An incorrect type conversion in password handling permitted clients
to connect with incorrect passwords.
[20 Apr 2012 18:32] Sergei Golubchik
RedHat told us they've requested a CVE id for this bug.
It is CVE-2012-2122.

It would be great to avoid duplicate CVE ids for the same issue, if possible, so we all would appreciate if you could use this number and not request a new one.
[29 May 2012 16:21] Sergei Golubchik
Just FYI,

we're going to disclose publically the details related to the
security bug#64884.

It's fixed both in MariaDB and in MySQL. And it doesn't affect official
MySQL binaries, as far as I know.

But anyway, here's an advance warning that we'll do it in about a week
or two.
[11 Jun 2012 7:50] MySQL Verification Team
https://www.secmaniac.com/blog/2012/06/11/massive-mysql-authentication-bypass-exploit/
http://seclists.org/oss-sec/2012/q2/493
[11 Jun 2012 22:25] James Day
Just to confirm what Sergei wrote earlier, the Oracle-produced MySQL builds do not use the gcc SSE option that exposes this problem.

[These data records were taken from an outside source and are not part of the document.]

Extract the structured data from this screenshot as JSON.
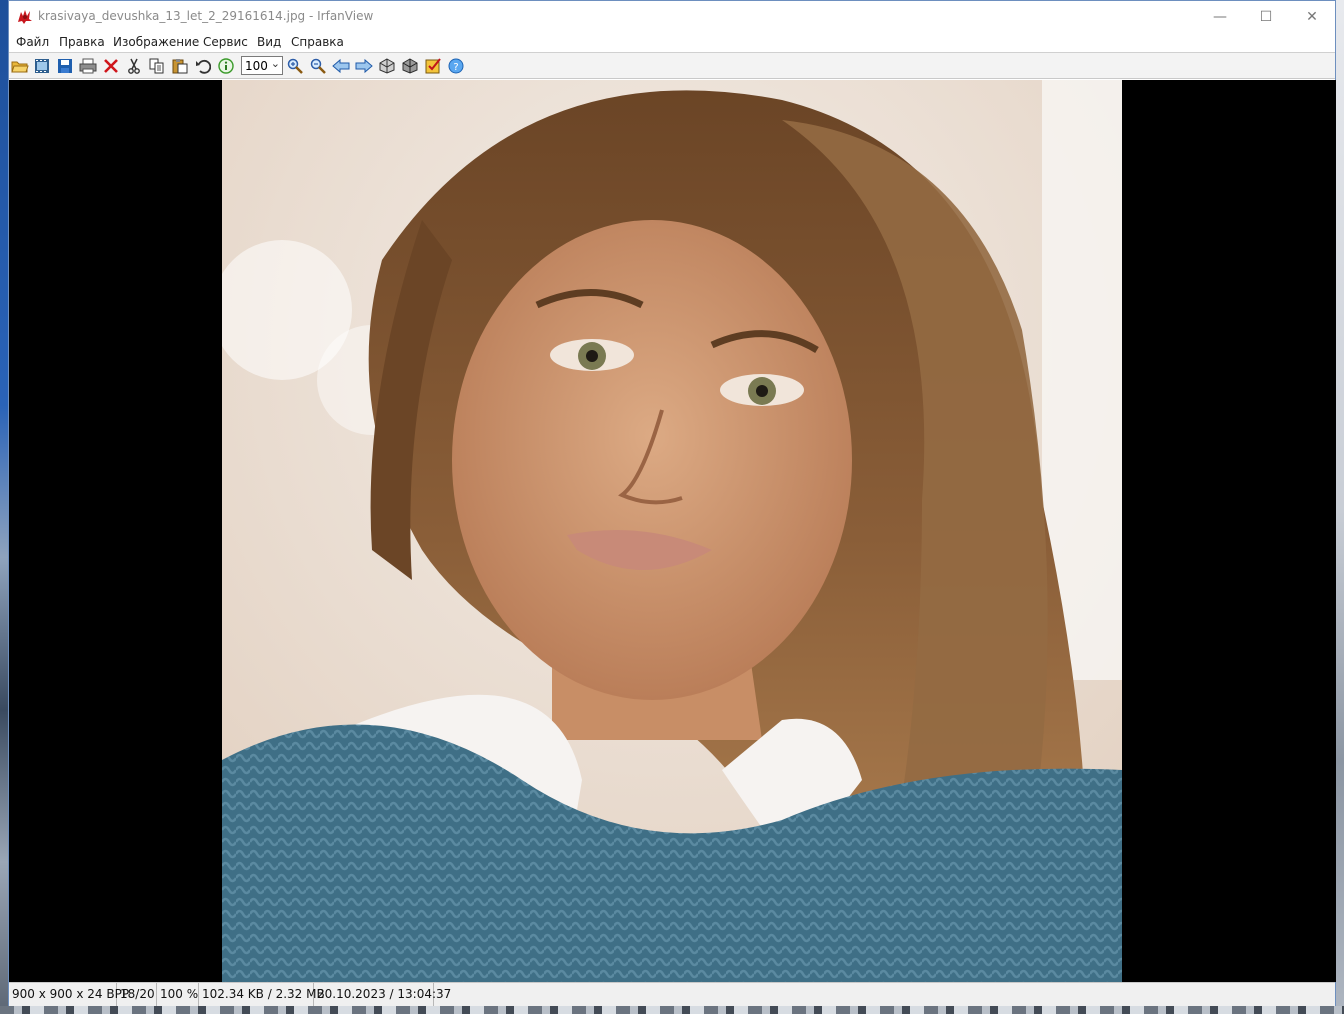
{
  "window": {
    "title": "krasivaya_devushka_13_let_2_29161614.jpg - IrfanView",
    "app_icon": "irfanview-red-cat-icon",
    "controls": {
      "minimize": "—",
      "maximize": "☐",
      "close": "✕"
    }
  },
  "menu": {
    "items": [
      "Файл",
      "Правка",
      "Изображение",
      "Сервис",
      "Вид",
      "Справка"
    ]
  },
  "toolbar": {
    "icons": [
      "open-folder-icon",
      "slideshow-icon",
      "save-icon",
      "print-icon",
      "delete-icon",
      "cut-icon",
      "copy-icon",
      "paste-icon",
      "undo-icon",
      "info-icon",
      "zoom-combo",
      "zoom-in-icon",
      "zoom-out-icon",
      "previous-icon",
      "next-icon",
      "previous-dir-icon",
      "next-dir-icon",
      "thumbnails-icon",
      "help-icon"
    ],
    "zoom_value": "100"
  },
  "image": {
    "description_name": "portrait-photo",
    "colors": {
      "hair": "#7a5232",
      "sweater": "#3f6f86",
      "collar": "#f6f3f1",
      "skin": "#d9a47f",
      "background": "#efe6de"
    }
  },
  "status": {
    "dimensions": "900 x 900 x 24 BPP",
    "index": "18/20",
    "zoom": "100 %",
    "size": "102.34 KB / 2.32 MB",
    "datetime": "20.10.2023 / 13:04:37"
  }
}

If you are not using the Oracle builds you should contact your build provider for guidance on how to proceed. If it is needed, it's likely that they will have a recompiled build that includes the code change that eliminates the issue if SSE support is enabled.

Please also remember that in most cases you should have a firewall that prohibits most of the internet and most of an intranet from even being able to send a packet to your MySQL server. If you haven't done this yet, please make it a high priority action item.

If you must have access from the internet, the correct way is usually to use a gateway box that you connect to, which then lets you connect to the server. That way your gateway is the system that can be seen, not your database server. This makes it much harder to cause trouble.

If you haven't done it yet please also read the security section of the MySQL manual: http://dev.mysql.com/doc/refman/5.5/en/security.html . It contains many practical steps that you should take to make it harder to cause trouble.

James Day, MySQL Senior Principal Support Engineer, Oracle.